Une expérience visuelle médiocre, des facteurs de coût et un manque d’utilité ont entraîné une chute brutale du nombre d’utilisateurs des métavers.
Rétrospectivement, cet effondrement n’est pas vraiment surprenant. À tout moment, espérer sur un métavers n’était qu’une option pour les utilisateurs. Ils pouvaient faire leurs achats dans un magasin de briques et de mortiers ou tout autre lieu en ligne, faire des affaires sur Zoom et jouer à un jeu vidéo ailleurs.
L’IA est appelée à devenir plus durable parce que ses solutions sont souvent meilleures que les autres. Par exemple, si quelqu’un souhaite reformuler un contenu ou obtenir une description d’un produit existant en un certain nombre de mots, il peut utiliser ChatGPT. Dans un autre cas d’utilisation, si un chef d’entreprise a besoin d’une analyse graphique d’un vaste ensemble de données, l’IA offre la meilleure solution en termes d’efficacité et de rapidité.
Quel sera l’avenir de l’IA ?
Une grande question aujourd’hui est de savoir si l’IA sera un effet de mode comme les métavers ou si elle soutiendra la montée en puissance. En fin de compte, sa durabilité est assurée par le nombre de cas d’utilisation. Si une technologie résout un ensemble de problèmes réels, elle continuera à trouver des adeptes.

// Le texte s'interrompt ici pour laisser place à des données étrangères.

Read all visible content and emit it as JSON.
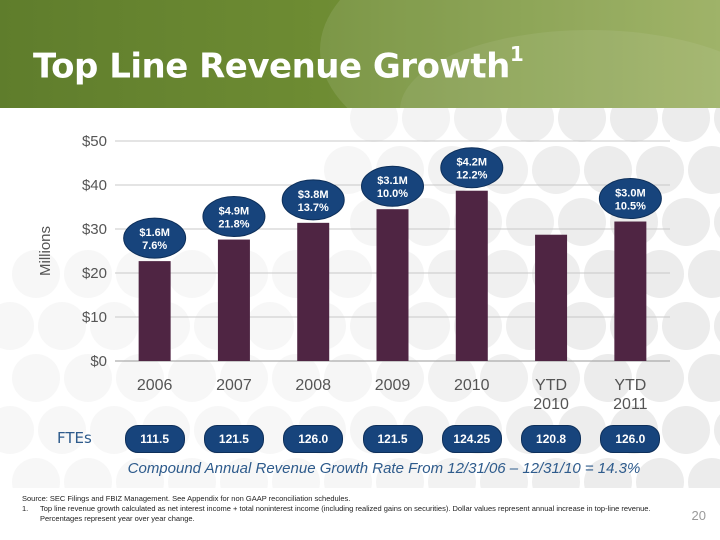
{
  "slide": {
    "title": "Top Line Revenue Growth",
    "title_superscript": "1",
    "page_number": "20"
  },
  "colors": {
    "header_green": "#6e8c33",
    "bar": "#4f2543",
    "pill_blue": "#17447c",
    "text_blue": "#2e5b8c"
  },
  "chart_data": {
    "type": "bar",
    "ylabel": "Millions",
    "ylim": [
      0,
      50
    ],
    "yticks": [
      "$0",
      "$10",
      "$20",
      "$30",
      "$40",
      "$50"
    ],
    "ytick_values": [
      0,
      10,
      20,
      30,
      40,
      50
    ],
    "grid": true,
    "categories": [
      "2006",
      "2007",
      "2008",
      "2009",
      "2010",
      "YTD 2010",
      "YTD 2011"
    ],
    "values": [
      22.7,
      27.6,
      31.4,
      34.5,
      38.7,
      28.7,
      31.7
    ],
    "annotations": [
      {
        "category": "2006",
        "line1": "$1.6M",
        "line2": "7.6%"
      },
      {
        "category": "2007",
        "line1": "$4.9M",
        "line2": "21.8%"
      },
      {
        "category": "2008",
        "line1": "$3.8M",
        "line2": "13.7%"
      },
      {
        "category": "2009",
        "line1": "$3.1M",
        "line2": "10.0%"
      },
      {
        "category": "2010",
        "line1": "$4.2M",
        "line2": "12.2%"
      },
      {
        "category": "YTD 2011",
        "line1": "$3.0M",
        "line2": "10.5%"
      }
    ]
  },
  "ftes": {
    "label": "FTEs",
    "values": [
      "111.5",
      "121.5",
      "126.0",
      "121.5",
      "124.25",
      "120.8",
      "126.0"
    ]
  },
  "cagr_text": "Compound Annual Revenue Growth Rate From 12/31/06 – 12/31/10 = 14.3%",
  "footer": {
    "source": "Source: SEC Filings and FBIZ Management. See Appendix for non GAAP reconciliation schedules.",
    "footnote_number": "1.",
    "footnote_text": "Top line revenue growth calculated as net interest income + total noninterest income (including realized gains on securities). Dollar values represent annual increase in top-line revenue. Percentages represent year over year change."
  }
}
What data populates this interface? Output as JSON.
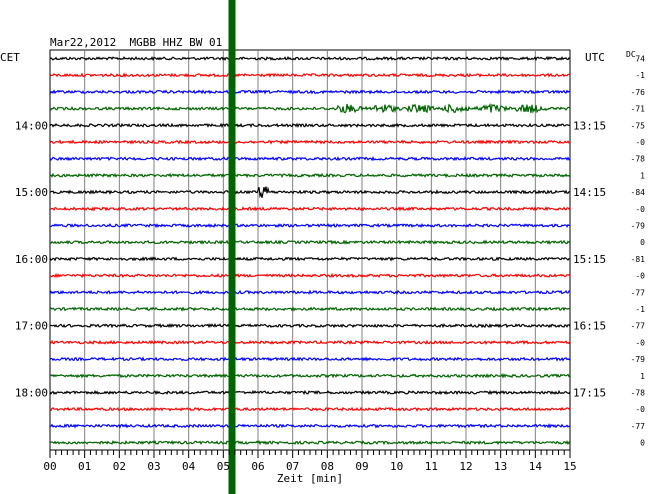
{
  "chart_data": {
    "type": "line",
    "title": "Mar22,2012  MGBB HHZ BW 01",
    "left_axis_title": "CET",
    "right_axis_title": "UTC",
    "dc_header": "DC",
    "xlabel": "Zeit [min]",
    "x_ticks": [
      "00",
      "01",
      "02",
      "03",
      "04",
      "05",
      "06",
      "07",
      "08",
      "09",
      "10",
      "11",
      "12",
      "13",
      "14",
      "15"
    ],
    "xlim": [
      0,
      15
    ],
    "left_time_labels": [
      {
        "row": 4,
        "label": "14:00"
      },
      {
        "row": 8,
        "label": "15:00"
      },
      {
        "row": 12,
        "label": "16:00"
      },
      {
        "row": 16,
        "label": "17:00"
      },
      {
        "row": 20,
        "label": "18:00"
      }
    ],
    "right_time_labels": [
      {
        "row": 4,
        "label": "13:15"
      },
      {
        "row": 8,
        "label": "14:15"
      },
      {
        "row": 12,
        "label": "15:15"
      },
      {
        "row": 16,
        "label": "16:15"
      },
      {
        "row": 20,
        "label": "17:15"
      }
    ],
    "dc_values": [
      "74",
      "-1",
      "-76",
      "-71",
      "-75",
      "-0",
      "-78",
      "1",
      "-84",
      "-0",
      "-79",
      "0",
      "-81",
      "-0",
      "-77",
      "-1",
      "-77",
      "-0",
      "-79",
      "1",
      "-78",
      "-0",
      "-77",
      "0"
    ],
    "trace_colors": [
      "#000000",
      "#ff0000",
      "#0000ff",
      "#006400"
    ],
    "grid": true,
    "marker": {
      "minute": 5.25,
      "color": "#006400"
    },
    "events": [
      {
        "row": 3,
        "minute_start": 8.3,
        "minute_end": 14.5,
        "amplitude": "elevated"
      },
      {
        "row": 8,
        "minute_start": 6.0,
        "minute_end": 6.3,
        "amplitude": "spike"
      }
    ]
  }
}
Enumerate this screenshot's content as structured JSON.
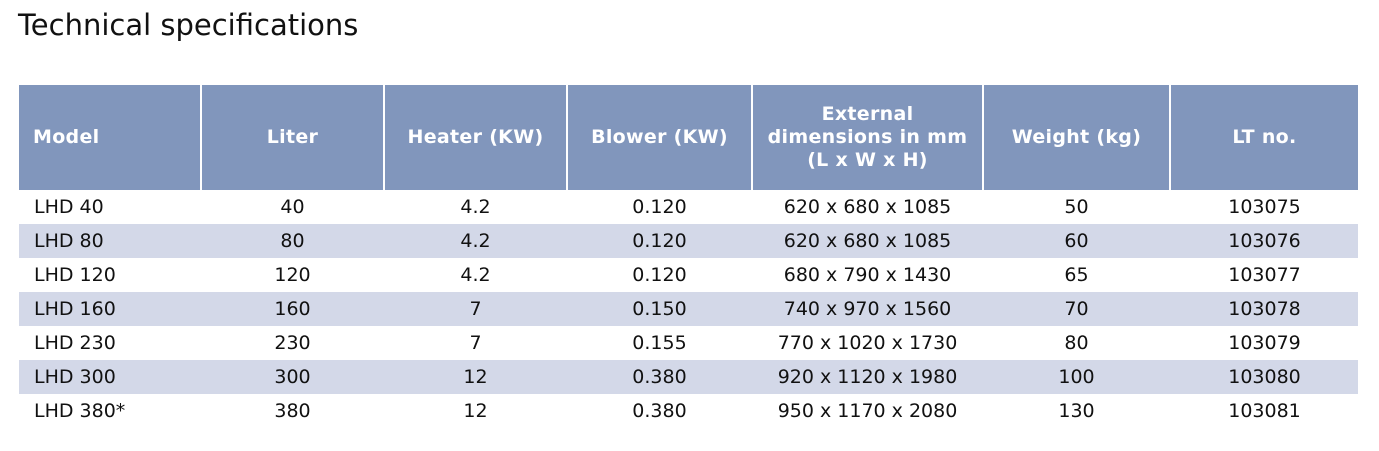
{
  "title": "Technical specifications",
  "table": {
    "header": [
      "Model",
      "Liter",
      "Heater (KW)",
      "Blower (KW)",
      "External dimensions in mm (L x W x H)",
      "Weight (kg)",
      "LT no."
    ],
    "rows": [
      [
        "LHD 40",
        "40",
        "4.2",
        "0.120",
        "620 x 680 x 1085",
        "50",
        "103075"
      ],
      [
        "LHD 80",
        "80",
        "4.2",
        "0.120",
        "620 x 680 x 1085",
        "60",
        "103076"
      ],
      [
        "LHD 120",
        "120",
        "4.2",
        "0.120",
        "680 x 790 x 1430",
        "65",
        "103077"
      ],
      [
        "LHD 160",
        "160",
        "7",
        "0.150",
        "740 x 970 x 1560",
        "70",
        "103078"
      ],
      [
        "LHD 230",
        "230",
        "7",
        "0.155",
        "770 x 1020 x 1730",
        "80",
        "103079"
      ],
      [
        "LHD 300",
        "300",
        "12",
        "0.380",
        "920 x 1120 x 1980",
        "100",
        "103080"
      ],
      [
        "LHD 380*",
        "380",
        "12",
        "0.380",
        "950 x 1170 x 2080",
        "130",
        "103081"
      ]
    ]
  }
}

Les solutions d’IA, qu’il s’agisse de LLM ou de logiciels spécifiques à un domaine, ont déjà créé des perturbations dans tous les secteurs. Au fur et à mesure que la technologie progresse, les problèmes d’efficacité seront résolus et les cas d’utilisation se multiplieront de manière exponentielle. Avec le niveau actuel de financement et de développement technologique, il pourrait atteindre des sommets inattendus et sans précédent.
Les métavers, bien qu’étant une technologie intéressante, n’ont pas été révolutionnaires. Si la décentralisation a ajouté une dimension différente aux systèmes centralisés, son absence n’a pas eu d’effet majeur sur la vie quotidienne. Les métavers n’ont même pas amélioré l’engagement dans les jeux vidéo existants.
Cela ne signifie pas que le métavers ne peut pas faire son retour. Les projets de métavers pourraient inclure l’IA pour ajouter du piquant à leur qualité de présentation et créer des cas d’utilisation, et le métavers pourrait arriver à nouveau dans un nouvel état. À mesure que les technologies derrière les métavers mûrissent, les coûts sont également susceptibles de baisser, éliminant ainsi le facteur de retenue. L’IA elle-même a fait irruption sur la scène en 2017 pour s’effondrer et repartir de plus belle aujourd’hui.
Nous devrons attendre de voir si les métavers évoquent une histoire similaire,et si l’IA peut maintenir son succès.